The designs incorporate ASHRAE standards for effective energy management and indoor air quality. The awards communicate innovative systems design to other ASHRAE members and highlight technological achievements to others around the world. Winning projects are selected from entries earning regional awards.
Blake Ellis, P.E., Burns & McDonnell, Kansas City, Mo., received first place in the new industrial facilities or processes category for Thermal Energy Storage at the Texas Medical Center, Houston, Texas. The owner is Thermal Energy Corporation, Houston, Texas.
In 2007, master planning determined that the cooling load of the 80,000-ton chilled water system that served the Texas Medical Center would double over the next two decades. With that in mind, the owner sought the most cost-effective way to provide the increased quantity of chilled water to the campus while maintaining the high level of reliability to serve the critical needs of the medical center.
It was determined that thermal energy storage in a load-leveling scheme was the most cost-effective first step to meet the increased chilled water demand. This resulted in the selection of an 8.8-million gallon stratified chilled water storage tank; with a height of 150 feet, it is the tallest stratified chilled water storage tank in the world. Connecting such a tall tank open to the atmosphere to a closed chilled water system creates 65 psig of pressure at the bottom of the tank on both the chilled water supply and return lines connected to the tank. A traditional single direction pumping scheme could no longer be utilized and a unique simultaneous dual direction pumping scheme was created.

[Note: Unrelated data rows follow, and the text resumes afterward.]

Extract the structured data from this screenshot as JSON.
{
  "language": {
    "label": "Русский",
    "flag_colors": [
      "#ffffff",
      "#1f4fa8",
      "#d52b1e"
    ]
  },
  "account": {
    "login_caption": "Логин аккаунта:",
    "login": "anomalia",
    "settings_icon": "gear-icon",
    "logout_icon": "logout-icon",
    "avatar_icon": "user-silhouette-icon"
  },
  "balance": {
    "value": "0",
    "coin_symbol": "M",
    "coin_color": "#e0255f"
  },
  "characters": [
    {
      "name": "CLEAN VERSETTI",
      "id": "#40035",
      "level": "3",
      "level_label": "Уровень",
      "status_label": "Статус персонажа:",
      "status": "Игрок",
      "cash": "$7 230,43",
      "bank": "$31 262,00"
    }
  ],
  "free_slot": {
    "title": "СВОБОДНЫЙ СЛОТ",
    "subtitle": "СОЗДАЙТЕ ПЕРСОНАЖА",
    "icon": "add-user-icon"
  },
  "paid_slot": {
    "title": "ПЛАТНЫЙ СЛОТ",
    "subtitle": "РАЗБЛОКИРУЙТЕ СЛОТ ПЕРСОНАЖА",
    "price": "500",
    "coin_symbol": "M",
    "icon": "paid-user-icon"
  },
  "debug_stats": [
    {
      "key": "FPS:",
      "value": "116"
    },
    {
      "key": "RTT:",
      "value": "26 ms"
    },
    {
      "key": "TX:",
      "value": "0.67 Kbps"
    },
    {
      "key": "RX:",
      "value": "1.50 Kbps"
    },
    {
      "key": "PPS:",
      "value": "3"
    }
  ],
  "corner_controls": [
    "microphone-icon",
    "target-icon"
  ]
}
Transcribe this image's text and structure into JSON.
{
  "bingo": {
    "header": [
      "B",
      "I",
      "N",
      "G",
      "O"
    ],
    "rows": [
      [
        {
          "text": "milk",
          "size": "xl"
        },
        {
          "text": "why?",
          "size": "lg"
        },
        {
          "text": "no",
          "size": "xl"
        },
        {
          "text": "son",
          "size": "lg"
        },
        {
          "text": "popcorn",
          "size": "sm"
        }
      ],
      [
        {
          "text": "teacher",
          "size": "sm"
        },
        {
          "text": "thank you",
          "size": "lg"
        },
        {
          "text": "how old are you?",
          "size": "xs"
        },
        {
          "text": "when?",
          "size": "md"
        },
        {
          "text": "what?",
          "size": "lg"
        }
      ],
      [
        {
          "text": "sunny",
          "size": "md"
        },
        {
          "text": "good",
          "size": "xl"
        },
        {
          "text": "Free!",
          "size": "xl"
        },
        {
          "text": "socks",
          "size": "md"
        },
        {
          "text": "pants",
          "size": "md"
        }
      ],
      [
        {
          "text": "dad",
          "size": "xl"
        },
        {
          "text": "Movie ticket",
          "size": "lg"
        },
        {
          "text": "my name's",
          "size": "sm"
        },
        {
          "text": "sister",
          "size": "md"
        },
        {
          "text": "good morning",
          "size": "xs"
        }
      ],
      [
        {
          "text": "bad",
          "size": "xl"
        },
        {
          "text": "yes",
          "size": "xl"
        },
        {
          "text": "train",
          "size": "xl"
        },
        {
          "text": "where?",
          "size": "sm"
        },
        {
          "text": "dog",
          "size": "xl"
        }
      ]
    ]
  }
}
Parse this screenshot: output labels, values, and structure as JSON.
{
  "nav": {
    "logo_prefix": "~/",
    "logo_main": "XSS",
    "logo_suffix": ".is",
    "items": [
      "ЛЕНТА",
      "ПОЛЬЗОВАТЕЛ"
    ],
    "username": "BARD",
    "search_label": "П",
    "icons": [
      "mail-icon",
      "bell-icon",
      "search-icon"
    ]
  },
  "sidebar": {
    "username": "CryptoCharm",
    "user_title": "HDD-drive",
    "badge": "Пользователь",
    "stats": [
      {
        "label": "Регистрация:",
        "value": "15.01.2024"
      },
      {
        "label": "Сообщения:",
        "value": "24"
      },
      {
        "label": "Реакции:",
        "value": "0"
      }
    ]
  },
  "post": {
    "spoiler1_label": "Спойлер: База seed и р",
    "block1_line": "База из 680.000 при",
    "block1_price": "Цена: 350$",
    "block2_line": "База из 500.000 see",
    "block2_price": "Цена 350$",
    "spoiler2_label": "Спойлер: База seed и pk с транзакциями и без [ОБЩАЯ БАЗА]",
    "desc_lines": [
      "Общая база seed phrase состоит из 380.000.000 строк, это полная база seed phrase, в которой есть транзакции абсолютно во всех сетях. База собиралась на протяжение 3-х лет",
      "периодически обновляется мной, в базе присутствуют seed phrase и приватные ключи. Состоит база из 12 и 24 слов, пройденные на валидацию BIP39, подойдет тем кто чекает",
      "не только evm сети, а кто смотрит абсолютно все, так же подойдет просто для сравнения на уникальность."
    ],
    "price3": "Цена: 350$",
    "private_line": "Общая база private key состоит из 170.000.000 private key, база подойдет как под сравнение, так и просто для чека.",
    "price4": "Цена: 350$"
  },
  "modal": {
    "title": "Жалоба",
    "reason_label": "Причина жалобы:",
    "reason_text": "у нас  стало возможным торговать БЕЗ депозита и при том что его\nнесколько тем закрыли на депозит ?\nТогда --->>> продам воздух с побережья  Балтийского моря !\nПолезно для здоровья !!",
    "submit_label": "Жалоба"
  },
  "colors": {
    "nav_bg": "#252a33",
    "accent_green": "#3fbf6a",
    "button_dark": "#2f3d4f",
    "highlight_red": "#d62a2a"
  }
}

Conventional wisdom would indicate that a TES system uses more energy than an equivalent non-TES system. However, TES systems use slightly less energy (BTUs or kW-hr) by shifting chilled water production from the middle of the afternoon when the highest wet-bulb temperatures of the day are experienced to the evening when wet-bulb temperatures are lower. The lower wet-bulb temperatures yield lower condenser water temperatures, which allow the chillers to operate more efficiently during the night hours when the tank is charged.
Energy savings during the first year were 7-9 percent in the summer and approximately 5 percent aggregated over the entire year. Energy costs were dramatically reduced due to the real-time pricing in Houston, Texas. During the first 23 days of August 2011, the owner saved more than $500,000 in electrical energy cost due to very high ($3,000+/MW-hr) electric costs.